Phooko told the commission his departure from the University of Johannesburg had not been amicable and he had taken to Facebook and X about his experience as a black academic. The university then instituted legal action against him and, while he thought the matter had been settled, he conceded that he had not informed the judge president (JP) when the settlement agreement was then made an order of court — the same court he was acting in as a judge.
He also accepted, after exchanges with commissioners Kameshni Pillay SC and Tembeka Ngcukaitobi SC, that he should have disclosed this in his JSC questionnaire and that his social media posts did “not paint a beautiful picture” for someone seeking appointment as a judge.
Phooko is a non-judge member of the Electoral Court (which comprises judges and non-judges). Supreme Court of Appeal deputy president Dumisani Zondi, who sits on the JSC in that capacity, is chair of the Electoral Court. Zondi was unaware of Phooko’s dispute with the University of Johannesburg and said: “I think the best thing for you to do is keep away from social media. Because, you know, it doesn’t give one an opportunity to think and reflect. You react to something immediately before you think about the consequences of what you are going to say.”
Ultimately, Phooko said he had considered what they had said: “JP, I have taken the advice on board. With those few words ... I withdraw my candidature.”
Phooko was reminded, by Mlambo, that it was Mlambo who had sought him out to act on the Gauteng courts and that his questions were not personal. “I hope you understand that I was duty-bound to the institution of the judiciary and to the court I lead that this engagement happened.” He said he hoped when he got in touch with him “to talk”, Phooko would agree to come.
Chief justice Mandisa Maya thanked him for his “honourable decision” and told him he could come back to the JSC. “Stay away from social media, young man,” she said.
Another candidate who got the nod on Thursday was senior counsel Etienne Labuschagne.
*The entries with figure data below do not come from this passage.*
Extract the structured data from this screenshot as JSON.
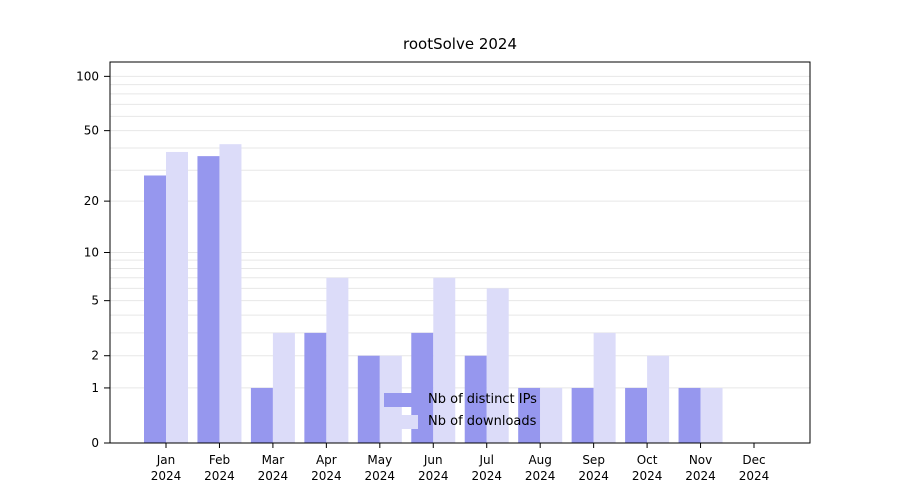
{
  "title": "rootSolve 2024",
  "colors": {
    "ips": "#9697ee",
    "downloads": "#dcdcf9",
    "grid": "#e7e7e7",
    "axis": "#000000",
    "text": "#000000"
  },
  "legend": {
    "items": [
      {
        "label": "Nb of distinct IPs",
        "color_key": "ips"
      },
      {
        "label": "Nb of downloads",
        "color_key": "downloads"
      }
    ]
  },
  "chart_data": {
    "type": "bar",
    "scale": "log1p",
    "title": "rootSolve 2024",
    "xlabel": "",
    "ylabel": "",
    "year": "2024",
    "categories": [
      "Jan",
      "Feb",
      "Mar",
      "Apr",
      "May",
      "Jun",
      "Jul",
      "Aug",
      "Sep",
      "Oct",
      "Nov",
      "Dec"
    ],
    "series": [
      {
        "name": "Nb of distinct IPs",
        "values": [
          28,
          36,
          1,
          3,
          2,
          3,
          2,
          1,
          1,
          1,
          1,
          0
        ]
      },
      {
        "name": "Nb of downloads",
        "values": [
          38,
          42,
          3,
          7,
          2,
          7,
          6,
          1,
          3,
          2,
          1,
          0
        ]
      }
    ],
    "yticks": [
      0,
      1,
      2,
      5,
      10,
      20,
      50,
      100
    ],
    "grid_values": [
      1,
      2,
      3,
      4,
      5,
      6,
      7,
      8,
      9,
      10,
      20,
      30,
      40,
      50,
      60,
      70,
      80,
      90,
      100
    ],
    "ylim": [
      0,
      120
    ],
    "legend_position": "bottom-center",
    "grid": true
  }
}
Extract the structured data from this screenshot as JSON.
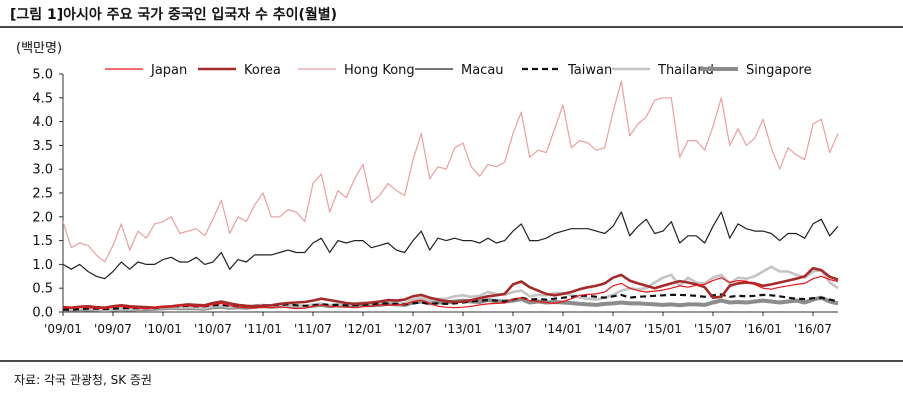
{
  "title": "[그림 1]아시아 주요 국가 중국인 입국자 수 추이(월별)",
  "unit_label": "(백만명)",
  "source": "자료: 각국 관광청, SK 증권",
  "chart_data": {
    "type": "line",
    "title": "[그림 1]아시아 주요 국가 중국인 입국자 수 추이(월별)",
    "ylabel": "(백만명)",
    "xlabel": "",
    "ylim": [
      0,
      5
    ],
    "y_ticks": [
      "0.0",
      "0.5",
      "1.0",
      "1.5",
      "2.0",
      "2.5",
      "3.0",
      "3.5",
      "4.0",
      "4.5",
      "5.0"
    ],
    "x_start": "2009-01",
    "x_end": "2016-10",
    "x_tick_labels": [
      "'09/01",
      "'09/07",
      "'10/01",
      "'10/07",
      "'11/01",
      "'11/07",
      "'12/01",
      "'12/07",
      "'13/01",
      "'13/07",
      "'14/01",
      "'14/07",
      "'15/01",
      "'15/07",
      "'16/01",
      "'16/07"
    ],
    "grid": false,
    "legend_position": "top",
    "series": [
      {
        "name": "Japan",
        "color": "#e8161b",
        "style": "solid",
        "values": [
          0.09,
          0.08,
          0.1,
          0.09,
          0.08,
          0.07,
          0.11,
          0.12,
          0.09,
          0.08,
          0.07,
          0.08,
          0.12,
          0.1,
          0.14,
          0.13,
          0.12,
          0.12,
          0.16,
          0.18,
          0.14,
          0.1,
          0.09,
          0.08,
          0.1,
          0.09,
          0.11,
          0.09,
          0.07,
          0.08,
          0.12,
          0.15,
          0.12,
          0.11,
          0.1,
          0.09,
          0.11,
          0.12,
          0.15,
          0.14,
          0.15,
          0.16,
          0.22,
          0.25,
          0.18,
          0.12,
          0.1,
          0.09,
          0.1,
          0.12,
          0.15,
          0.17,
          0.18,
          0.19,
          0.26,
          0.3,
          0.24,
          0.22,
          0.2,
          0.18,
          0.22,
          0.28,
          0.35,
          0.37,
          0.38,
          0.42,
          0.55,
          0.6,
          0.5,
          0.45,
          0.42,
          0.44,
          0.46,
          0.5,
          0.55,
          0.52,
          0.56,
          0.58,
          0.66,
          0.72,
          0.62,
          0.66,
          0.65,
          0.58,
          0.5,
          0.48,
          0.52,
          0.55,
          0.58,
          0.6,
          0.7,
          0.75,
          0.68,
          0.64
        ]
      },
      {
        "name": "Korea",
        "color": "#a52a2a",
        "style": "solid-thick",
        "values": [
          0.1,
          0.09,
          0.11,
          0.12,
          0.1,
          0.09,
          0.12,
          0.14,
          0.12,
          0.11,
          0.1,
          0.09,
          0.11,
          0.12,
          0.14,
          0.16,
          0.15,
          0.14,
          0.19,
          0.22,
          0.18,
          0.15,
          0.13,
          0.12,
          0.13,
          0.14,
          0.17,
          0.19,
          0.2,
          0.21,
          0.24,
          0.28,
          0.25,
          0.22,
          0.19,
          0.17,
          0.18,
          0.2,
          0.22,
          0.25,
          0.24,
          0.26,
          0.33,
          0.36,
          0.3,
          0.26,
          0.23,
          0.21,
          0.22,
          0.25,
          0.29,
          0.33,
          0.35,
          0.38,
          0.58,
          0.64,
          0.52,
          0.45,
          0.38,
          0.35,
          0.38,
          0.42,
          0.48,
          0.52,
          0.55,
          0.6,
          0.72,
          0.78,
          0.66,
          0.6,
          0.55,
          0.5,
          0.55,
          0.6,
          0.65,
          0.62,
          0.58,
          0.52,
          0.3,
          0.32,
          0.55,
          0.6,
          0.62,
          0.6,
          0.55,
          0.58,
          0.62,
          0.66,
          0.7,
          0.75,
          0.92,
          0.88,
          0.74,
          0.68
        ]
      },
      {
        "name": "Hong Kong",
        "color": "#e8a0a0",
        "style": "solid",
        "values": [
          1.9,
          1.35,
          1.45,
          1.4,
          1.2,
          1.05,
          1.4,
          1.85,
          1.3,
          1.7,
          1.55,
          1.85,
          1.9,
          2.0,
          1.65,
          1.7,
          1.75,
          1.6,
          1.95,
          2.35,
          1.65,
          2.0,
          1.9,
          2.25,
          2.5,
          2.0,
          2.0,
          2.15,
          2.1,
          1.9,
          2.7,
          2.9,
          2.1,
          2.55,
          2.4,
          2.8,
          3.1,
          2.3,
          2.45,
          2.7,
          2.55,
          2.45,
          3.2,
          3.75,
          2.8,
          3.05,
          3.0,
          3.45,
          3.55,
          3.05,
          2.85,
          3.1,
          3.05,
          3.15,
          3.75,
          4.2,
          3.25,
          3.4,
          3.35,
          3.85,
          4.35,
          3.45,
          3.6,
          3.55,
          3.4,
          3.45,
          4.2,
          4.85,
          3.7,
          3.95,
          4.1,
          4.45,
          4.5,
          4.5,
          3.25,
          3.6,
          3.6,
          3.4,
          3.9,
          4.5,
          3.5,
          3.85,
          3.5,
          3.65,
          4.05,
          3.45,
          3.0,
          3.45,
          3.3,
          3.2,
          3.95,
          4.05,
          3.35,
          3.75
        ]
      },
      {
        "name": "Macau",
        "color": "#222222",
        "style": "solid",
        "values": [
          1.0,
          0.9,
          1.0,
          0.85,
          0.75,
          0.7,
          0.85,
          1.05,
          0.9,
          1.05,
          1.0,
          1.0,
          1.1,
          1.15,
          1.05,
          1.05,
          1.15,
          1.0,
          1.05,
          1.25,
          0.9,
          1.1,
          1.05,
          1.2,
          1.2,
          1.2,
          1.25,
          1.3,
          1.25,
          1.25,
          1.45,
          1.55,
          1.25,
          1.5,
          1.45,
          1.5,
          1.5,
          1.35,
          1.4,
          1.45,
          1.3,
          1.25,
          1.5,
          1.7,
          1.3,
          1.55,
          1.5,
          1.55,
          1.5,
          1.5,
          1.45,
          1.55,
          1.45,
          1.5,
          1.7,
          1.85,
          1.5,
          1.5,
          1.55,
          1.65,
          1.7,
          1.75,
          1.75,
          1.75,
          1.7,
          1.65,
          1.8,
          2.1,
          1.6,
          1.8,
          1.95,
          1.65,
          1.7,
          1.9,
          1.45,
          1.6,
          1.6,
          1.45,
          1.8,
          2.1,
          1.55,
          1.85,
          1.75,
          1.7,
          1.7,
          1.65,
          1.5,
          1.65,
          1.65,
          1.55,
          1.85,
          1.95,
          1.6,
          1.8
        ]
      },
      {
        "name": "Taiwan",
        "color": "#111111",
        "style": "dashed",
        "values": [
          0.05,
          0.05,
          0.06,
          0.07,
          0.07,
          0.06,
          0.07,
          0.08,
          0.08,
          0.08,
          0.08,
          0.08,
          0.1,
          0.12,
          0.12,
          0.13,
          0.12,
          0.12,
          0.14,
          0.15,
          0.13,
          0.12,
          0.12,
          0.13,
          0.14,
          0.14,
          0.15,
          0.16,
          0.14,
          0.13,
          0.14,
          0.16,
          0.15,
          0.15,
          0.14,
          0.14,
          0.15,
          0.16,
          0.18,
          0.18,
          0.17,
          0.16,
          0.18,
          0.2,
          0.17,
          0.18,
          0.17,
          0.18,
          0.2,
          0.22,
          0.24,
          0.25,
          0.24,
          0.22,
          0.26,
          0.3,
          0.26,
          0.27,
          0.26,
          0.28,
          0.3,
          0.32,
          0.34,
          0.34,
          0.32,
          0.3,
          0.33,
          0.36,
          0.3,
          0.32,
          0.33,
          0.34,
          0.35,
          0.36,
          0.36,
          0.35,
          0.34,
          0.32,
          0.35,
          0.37,
          0.32,
          0.34,
          0.33,
          0.34,
          0.36,
          0.35,
          0.33,
          0.3,
          0.28,
          0.27,
          0.29,
          0.3,
          0.26,
          0.22
        ]
      },
      {
        "name": "Thailand",
        "color": "#c4c4c4",
        "style": "solid-thick",
        "values": [
          0.06,
          0.05,
          0.07,
          0.06,
          0.05,
          0.04,
          0.05,
          0.06,
          0.05,
          0.06,
          0.07,
          0.08,
          0.09,
          0.1,
          0.09,
          0.1,
          0.09,
          0.08,
          0.12,
          0.13,
          0.1,
          0.12,
          0.11,
          0.13,
          0.15,
          0.13,
          0.14,
          0.14,
          0.13,
          0.12,
          0.16,
          0.18,
          0.14,
          0.16,
          0.15,
          0.18,
          0.2,
          0.18,
          0.2,
          0.22,
          0.2,
          0.19,
          0.26,
          0.3,
          0.24,
          0.28,
          0.28,
          0.33,
          0.35,
          0.32,
          0.34,
          0.42,
          0.38,
          0.36,
          0.42,
          0.45,
          0.33,
          0.36,
          0.35,
          0.4,
          0.4,
          0.35,
          0.3,
          0.28,
          0.26,
          0.3,
          0.36,
          0.45,
          0.5,
          0.48,
          0.5,
          0.62,
          0.72,
          0.78,
          0.55,
          0.72,
          0.62,
          0.6,
          0.72,
          0.78,
          0.6,
          0.72,
          0.7,
          0.75,
          0.85,
          0.95,
          0.85,
          0.85,
          0.78,
          0.72,
          0.85,
          0.88,
          0.62,
          0.5
        ]
      },
      {
        "name": "Singapore",
        "color": "#8c8c8c",
        "style": "solid-thicker",
        "values": [
          0.06,
          0.05,
          0.06,
          0.05,
          0.05,
          0.04,
          0.05,
          0.06,
          0.05,
          0.06,
          0.06,
          0.07,
          0.08,
          0.09,
          0.08,
          0.08,
          0.08,
          0.07,
          0.1,
          0.11,
          0.09,
          0.1,
          0.09,
          0.11,
          0.12,
          0.11,
          0.12,
          0.13,
          0.12,
          0.11,
          0.13,
          0.15,
          0.12,
          0.14,
          0.13,
          0.15,
          0.16,
          0.14,
          0.15,
          0.17,
          0.16,
          0.15,
          0.2,
          0.22,
          0.18,
          0.2,
          0.2,
          0.22,
          0.24,
          0.22,
          0.21,
          0.25,
          0.23,
          0.22,
          0.24,
          0.27,
          0.2,
          0.22,
          0.2,
          0.21,
          0.2,
          0.19,
          0.17,
          0.16,
          0.15,
          0.17,
          0.18,
          0.2,
          0.18,
          0.18,
          0.17,
          0.16,
          0.15,
          0.16,
          0.14,
          0.16,
          0.16,
          0.15,
          0.2,
          0.24,
          0.2,
          0.21,
          0.2,
          0.22,
          0.24,
          0.22,
          0.2,
          0.22,
          0.24,
          0.2,
          0.26,
          0.3,
          0.22,
          0.18
        ]
      }
    ]
  }
}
Labuschagne’s and Mkhabela’s interviews illustrated a conundrum the JSC has long struggled to traverse: a busy practice signifies a good lawyer and good lawyers make good judges. Yet when a lawyer has a busy practice, they are often too busy to act as judges — they have expenses and obligations to clients, which they cannot simply drop. Or, when busy lawyers do act, they struggle to get their judgments done on time.
Yet the JSC measures readiness for appointment by acting stints — “judicial experience” — and judgment delivery times.
Labuschagne had delivered all his judgments timeously. But his recent acting stints were shorter — it emerged he had not recently done a full term as an acting judge. “I have a very busy practice and the overheads are such that to be away for three months casts a shadow over the next three months, it’s effectively being out of private practice for six months, it’s just too expensive,” he said.
This could have been treated as a disadvantage, but Mlambo suggested to him that what compensated was that his practice was predominantly, if not entirely, a high court practice. That both these silks were recommended in this round suggests the JSC took a less mechanical approach to resolving this difficulty, and it is likely to be welcomed by the legal profession.
Interviews continue on Monday with seven candidates scheduled to be interviewed for judge president of the Western Cape — a vacancy that has arisen due to the impeachment of Hlophe.